First, you can see that there clearly is a divide in DC based on income (the darker the pink you see, the higher the income; the darker the blue you see, the lower the income):


Second, as you can see, this divide is also disproportionately one of race: 

 

Third, you can see this divide also tracks very much with educational outcomes, as measured by attainment of a bachelors degree. 


As is pretty clear, if you live in deep northwest, you have a college degree or will someday get one. If you live almost anywhere else, you don't. This is pretty obviously a big problem for those of us interested in seeing a large portion of the population receiving a high quality education. But in an economy where low-skill labor jobs are increasingly disappearing (highly recommended link, by the way), this is pretty clearly a major economic problem too. Matt Yglesias also recognizes in his book that the disparity in educational outcomes implies that some people currently are receiving a high-quality education. Which raises the question of why poor families don't just move to the areas where the best educational opportunity is. Well, as you might have guessed, it's because the rent is too damn high:
Many parents, of course, do relocate.
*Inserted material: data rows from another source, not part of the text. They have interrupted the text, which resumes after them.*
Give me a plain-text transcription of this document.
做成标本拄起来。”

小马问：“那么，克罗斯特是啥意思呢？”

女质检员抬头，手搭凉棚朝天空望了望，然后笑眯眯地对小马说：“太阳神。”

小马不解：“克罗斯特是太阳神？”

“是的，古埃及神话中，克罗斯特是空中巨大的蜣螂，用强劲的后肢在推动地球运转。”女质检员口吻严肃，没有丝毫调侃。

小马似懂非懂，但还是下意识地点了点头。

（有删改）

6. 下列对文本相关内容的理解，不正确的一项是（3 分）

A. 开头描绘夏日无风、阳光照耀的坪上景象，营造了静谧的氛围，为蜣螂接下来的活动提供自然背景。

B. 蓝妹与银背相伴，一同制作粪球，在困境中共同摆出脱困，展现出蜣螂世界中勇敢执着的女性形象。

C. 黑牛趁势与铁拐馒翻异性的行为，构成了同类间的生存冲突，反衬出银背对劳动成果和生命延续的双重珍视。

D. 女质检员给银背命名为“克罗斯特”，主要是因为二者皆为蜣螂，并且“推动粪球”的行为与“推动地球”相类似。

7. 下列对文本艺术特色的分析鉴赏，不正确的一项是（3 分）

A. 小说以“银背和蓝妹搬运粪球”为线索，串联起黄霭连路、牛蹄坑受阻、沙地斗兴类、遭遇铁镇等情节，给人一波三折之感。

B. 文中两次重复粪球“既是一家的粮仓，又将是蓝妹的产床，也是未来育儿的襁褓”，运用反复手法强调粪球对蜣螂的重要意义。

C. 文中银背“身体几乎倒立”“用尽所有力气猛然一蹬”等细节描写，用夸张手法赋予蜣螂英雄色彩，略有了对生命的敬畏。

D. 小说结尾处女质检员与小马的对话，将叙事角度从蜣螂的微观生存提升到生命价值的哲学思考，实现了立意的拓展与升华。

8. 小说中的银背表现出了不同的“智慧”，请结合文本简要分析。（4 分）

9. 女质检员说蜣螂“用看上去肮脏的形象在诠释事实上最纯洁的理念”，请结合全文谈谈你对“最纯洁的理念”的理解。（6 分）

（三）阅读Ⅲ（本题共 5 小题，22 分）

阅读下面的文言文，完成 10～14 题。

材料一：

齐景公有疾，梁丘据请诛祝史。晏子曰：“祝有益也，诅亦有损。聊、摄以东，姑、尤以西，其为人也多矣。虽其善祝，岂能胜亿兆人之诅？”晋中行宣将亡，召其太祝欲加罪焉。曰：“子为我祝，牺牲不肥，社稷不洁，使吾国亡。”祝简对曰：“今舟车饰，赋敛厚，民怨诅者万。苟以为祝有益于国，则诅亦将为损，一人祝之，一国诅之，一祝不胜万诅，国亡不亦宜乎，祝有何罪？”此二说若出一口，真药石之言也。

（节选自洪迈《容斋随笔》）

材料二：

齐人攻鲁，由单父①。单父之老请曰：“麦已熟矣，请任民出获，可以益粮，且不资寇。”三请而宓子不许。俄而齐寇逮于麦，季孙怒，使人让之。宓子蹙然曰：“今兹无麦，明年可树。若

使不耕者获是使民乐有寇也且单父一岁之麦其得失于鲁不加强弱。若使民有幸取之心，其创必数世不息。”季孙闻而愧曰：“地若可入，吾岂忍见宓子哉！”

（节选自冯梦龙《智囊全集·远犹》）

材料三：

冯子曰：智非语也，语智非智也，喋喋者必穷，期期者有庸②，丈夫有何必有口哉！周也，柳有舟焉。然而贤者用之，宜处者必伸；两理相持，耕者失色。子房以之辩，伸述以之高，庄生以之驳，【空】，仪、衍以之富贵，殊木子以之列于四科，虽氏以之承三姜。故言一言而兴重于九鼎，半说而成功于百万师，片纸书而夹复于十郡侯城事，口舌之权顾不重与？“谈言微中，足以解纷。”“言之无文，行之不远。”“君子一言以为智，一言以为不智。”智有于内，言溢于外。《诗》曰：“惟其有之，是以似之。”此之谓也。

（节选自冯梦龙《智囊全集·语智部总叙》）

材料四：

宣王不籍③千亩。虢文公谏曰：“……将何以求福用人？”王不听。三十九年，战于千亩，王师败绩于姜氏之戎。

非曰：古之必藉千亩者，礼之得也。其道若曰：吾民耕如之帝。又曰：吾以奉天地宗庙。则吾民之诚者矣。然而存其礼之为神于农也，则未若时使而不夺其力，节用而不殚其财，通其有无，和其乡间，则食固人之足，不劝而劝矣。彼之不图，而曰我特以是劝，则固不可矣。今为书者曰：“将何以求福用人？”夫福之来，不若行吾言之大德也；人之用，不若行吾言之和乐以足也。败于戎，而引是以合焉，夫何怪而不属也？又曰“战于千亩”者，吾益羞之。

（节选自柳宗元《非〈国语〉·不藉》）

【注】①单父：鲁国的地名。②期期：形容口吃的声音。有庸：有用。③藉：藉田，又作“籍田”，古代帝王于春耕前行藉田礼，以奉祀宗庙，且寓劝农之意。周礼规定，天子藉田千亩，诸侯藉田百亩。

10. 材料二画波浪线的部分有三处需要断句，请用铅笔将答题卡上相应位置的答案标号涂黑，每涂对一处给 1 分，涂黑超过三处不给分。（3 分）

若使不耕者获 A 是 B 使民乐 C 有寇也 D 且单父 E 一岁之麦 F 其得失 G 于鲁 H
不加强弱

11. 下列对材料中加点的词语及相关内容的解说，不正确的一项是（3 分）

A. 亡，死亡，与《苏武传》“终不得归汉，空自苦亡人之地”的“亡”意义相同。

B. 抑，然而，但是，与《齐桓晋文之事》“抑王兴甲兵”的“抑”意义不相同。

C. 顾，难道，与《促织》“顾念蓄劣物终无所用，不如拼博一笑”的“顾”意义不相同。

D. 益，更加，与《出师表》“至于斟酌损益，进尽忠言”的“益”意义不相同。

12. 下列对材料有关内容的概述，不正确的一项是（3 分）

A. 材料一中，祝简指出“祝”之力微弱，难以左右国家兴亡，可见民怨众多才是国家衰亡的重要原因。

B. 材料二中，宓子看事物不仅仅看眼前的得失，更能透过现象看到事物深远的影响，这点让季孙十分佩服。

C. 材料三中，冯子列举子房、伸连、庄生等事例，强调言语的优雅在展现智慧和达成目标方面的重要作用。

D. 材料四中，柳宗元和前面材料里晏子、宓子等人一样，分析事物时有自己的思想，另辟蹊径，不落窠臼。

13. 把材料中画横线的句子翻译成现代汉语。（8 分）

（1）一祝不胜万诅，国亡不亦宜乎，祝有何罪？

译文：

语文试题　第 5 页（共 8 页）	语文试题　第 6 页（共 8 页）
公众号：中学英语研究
It's common for affluent young couples to move out to the suburbs when their children reach appropriate age. "Everyone knows" that poor families can't afford to do this. But we only rarely ask why it is that poor families can't afford to move to nice suburbs. It's not because construction costs are higher in the suburbs. It's because it's frequently illegal to build the kind of dense apartment buildings that could accomodate lower-income families.
This is all just to say that for all the bluster today about the importance of school choice, education reforms often focus on increasing choice by increasing the supply of schools available to students, especially to those attending the worst schools. But, in addition to building charter schools at a dizzying pace, much of which often allows sub-par quality charter schools to enter the market, education reformers might take a second look at the promise of increasing choice by promoting density.